I arrived early to the lobby of Michael's hotel on West 37th Street, but Liz was delayed, so Michael and I walked-and-talked ahead to Nizza, continuing our chat over a meatball appetizer, until Liz arrived with a story of forgotten MetroCards and unannounced subway delays.

Liz also had free books: an anthology featuring one of her stories for Michael and her poetry book for me. Michael paid the check, and I left a generous tip to make last night a true team effort.

Saturday, October 15, 2016

Nick Travers Vol. 1: Last Fair Deal Gone Down by Ace Atkins and Marco Finnegan

© by Gerald So | G_SO at YAHOO dot COM | 9:00 A.M.

Like a rediscovered piece of music, the short story that led to this graphic novel has an interesting history: My late friend David Thompson published it in Busted Flush Press's 2009 reprint of Crossroad Blues—Ace Atkins' 1998 first novel featuring blues historian and former New Orleans Saint Nick Travers—and it garnered 2010 Best Short Story Edgar®, Macavity, and Anthony nominations. However, Atkins wrote the story in 1996, so it can also be seen as introducing Travers.

At Christimastime, Nick gets to the truth behind the apparent suicide of a sax player friend. Marco Finnegan's artwork is large and striking and reminds me of Darwyn Cooke's graphic adaptations of Richard Stark's Parker novels. In the book's introduction, Atkins recalls meeting Finnegan via sketches Marco shared on Twitter. I was following Ace at the time, so part of the fun of this book is having looked on as it came together.

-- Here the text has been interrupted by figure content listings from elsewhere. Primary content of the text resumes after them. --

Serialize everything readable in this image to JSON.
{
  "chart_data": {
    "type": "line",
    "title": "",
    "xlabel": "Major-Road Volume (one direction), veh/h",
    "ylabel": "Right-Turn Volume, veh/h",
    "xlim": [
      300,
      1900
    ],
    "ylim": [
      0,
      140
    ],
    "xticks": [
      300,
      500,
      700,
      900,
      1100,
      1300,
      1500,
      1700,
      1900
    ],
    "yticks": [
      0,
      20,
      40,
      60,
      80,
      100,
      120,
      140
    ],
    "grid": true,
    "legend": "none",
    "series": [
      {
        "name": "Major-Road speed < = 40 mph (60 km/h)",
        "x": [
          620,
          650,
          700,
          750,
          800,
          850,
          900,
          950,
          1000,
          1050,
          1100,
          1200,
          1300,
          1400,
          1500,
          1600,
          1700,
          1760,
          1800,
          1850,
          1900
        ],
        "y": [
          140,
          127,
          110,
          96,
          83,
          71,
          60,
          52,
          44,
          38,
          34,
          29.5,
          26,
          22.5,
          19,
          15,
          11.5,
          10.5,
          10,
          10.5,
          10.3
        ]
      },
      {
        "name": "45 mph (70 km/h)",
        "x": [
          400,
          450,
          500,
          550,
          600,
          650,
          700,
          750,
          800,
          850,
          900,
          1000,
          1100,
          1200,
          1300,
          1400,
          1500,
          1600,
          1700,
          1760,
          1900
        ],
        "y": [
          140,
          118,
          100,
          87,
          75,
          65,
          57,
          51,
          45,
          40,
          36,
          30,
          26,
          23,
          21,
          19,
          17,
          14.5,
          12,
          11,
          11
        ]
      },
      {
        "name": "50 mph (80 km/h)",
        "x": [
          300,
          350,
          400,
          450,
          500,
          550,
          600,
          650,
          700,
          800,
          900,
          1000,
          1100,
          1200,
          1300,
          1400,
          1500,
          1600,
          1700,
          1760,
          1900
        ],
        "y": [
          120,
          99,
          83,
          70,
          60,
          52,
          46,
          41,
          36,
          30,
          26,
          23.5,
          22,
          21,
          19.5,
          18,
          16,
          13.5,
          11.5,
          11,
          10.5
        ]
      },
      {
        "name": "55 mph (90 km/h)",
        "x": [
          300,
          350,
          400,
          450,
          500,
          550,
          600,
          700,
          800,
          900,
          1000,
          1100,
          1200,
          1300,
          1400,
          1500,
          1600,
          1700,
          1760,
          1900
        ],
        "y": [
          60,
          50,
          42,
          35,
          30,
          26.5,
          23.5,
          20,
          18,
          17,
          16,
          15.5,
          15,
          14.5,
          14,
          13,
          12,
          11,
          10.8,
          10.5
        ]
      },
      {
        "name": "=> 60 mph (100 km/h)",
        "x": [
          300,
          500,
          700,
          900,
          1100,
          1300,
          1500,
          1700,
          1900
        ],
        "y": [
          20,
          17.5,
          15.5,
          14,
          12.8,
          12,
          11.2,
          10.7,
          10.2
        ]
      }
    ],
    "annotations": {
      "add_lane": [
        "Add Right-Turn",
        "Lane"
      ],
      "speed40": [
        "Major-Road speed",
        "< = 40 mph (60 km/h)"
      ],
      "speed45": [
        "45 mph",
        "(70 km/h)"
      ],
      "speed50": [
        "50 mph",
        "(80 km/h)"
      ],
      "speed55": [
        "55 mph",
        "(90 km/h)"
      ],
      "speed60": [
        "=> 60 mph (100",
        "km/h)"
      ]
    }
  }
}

I was not aware of the story's publication history before I read the introduction, but I'd been friends with David since 2006. Along with bringing Nick Travers back to life, this graphic novel reminded me how much David championed material he believed in.

Sure to win fans for Atkins, Finnegan, and 12-Gauge Comics.

Wednesday, October 05, 2016

The Big Day

© by Gerald So | G_SO at YAHOO dot COM | 4:00 A.M.

Now a couple years past forty, I'd like to have done more, but it's okay I haven't. My birthday never fails to remind me to appreciate life. Being here, doing stuff I like doing, means more in the moment than how much stuff I get done. At least that's what I'm telling myself this year.

Monday, October 03, 2016

Marvel's Luke Cage on Netflix

© by Gerald So | G_SO at YAHOO dot COM | 6:00 A.M.

Mike Colter reprises his Jessica Jones role of tough-skinned Luke Cage for Cage's own 13-episode series leading up to next years Defenders event. Written and produced by Cheo Hodari Coker (Southland, NCIS: Los Angeles. Almost Human, Ray Donovan), the show has instant street cred, distinguishing itself from the more fantastic Daredevil and Jessica Jones. Looking to keep his strength mostly secret, Cage works at beloved Pop's barbershop and fills in for a friend tending bar at Harlem's Paradise nightclub.

Club owner crime boss Cornell "Cottonmouth" Stokes (Mahershala Ali) isn't pitted against Cage to begin with, thanks to their mutual respect for Pop. The balance is tipped when two of Cottonmouth's employees try to rob him. One of them, Chico, seeks refuge at Pop's, but the man Cottonmouth sends to kill him goes overboard, shooting up the entire shop. Luke is able to shield Chico, but Pop is killed.

Like Jessica Jones and Daredevil Season 2, Luke Cage runs into pacing problems. Episode 4 unnecessarily goes into the backstory of how Luke got his powers in prison, and yet Luke's showdown with Cottonmouth results in Cottonmouth being arrested by Episode 6, at which point I double-checked that there were thirteen episodes in all.

In the second half, Luke's old nemesis, Willis Stryker (Erik LaRay Harvey), reemerges with armor-piercing bullets, one of Justin Hammer's knockoff Iron Man suits, and a penchant for melodramatically quoting the Bible to justify himself. By the end, new masterminds rise to power, and Cage decides it's time to answer for his criminal record. Sorry to spoil that, but I think it's a flaw in most of today's gritter takes on superheroes. The point of superhero stories is that good still overcomes evil and wins. Dress your story in so much grit that you fail to make that point, and your story fails. In a world as naturally gritty as Cage's, it's even more important to show that good wins. I didn't want to wait for next season or The Defenders to see it.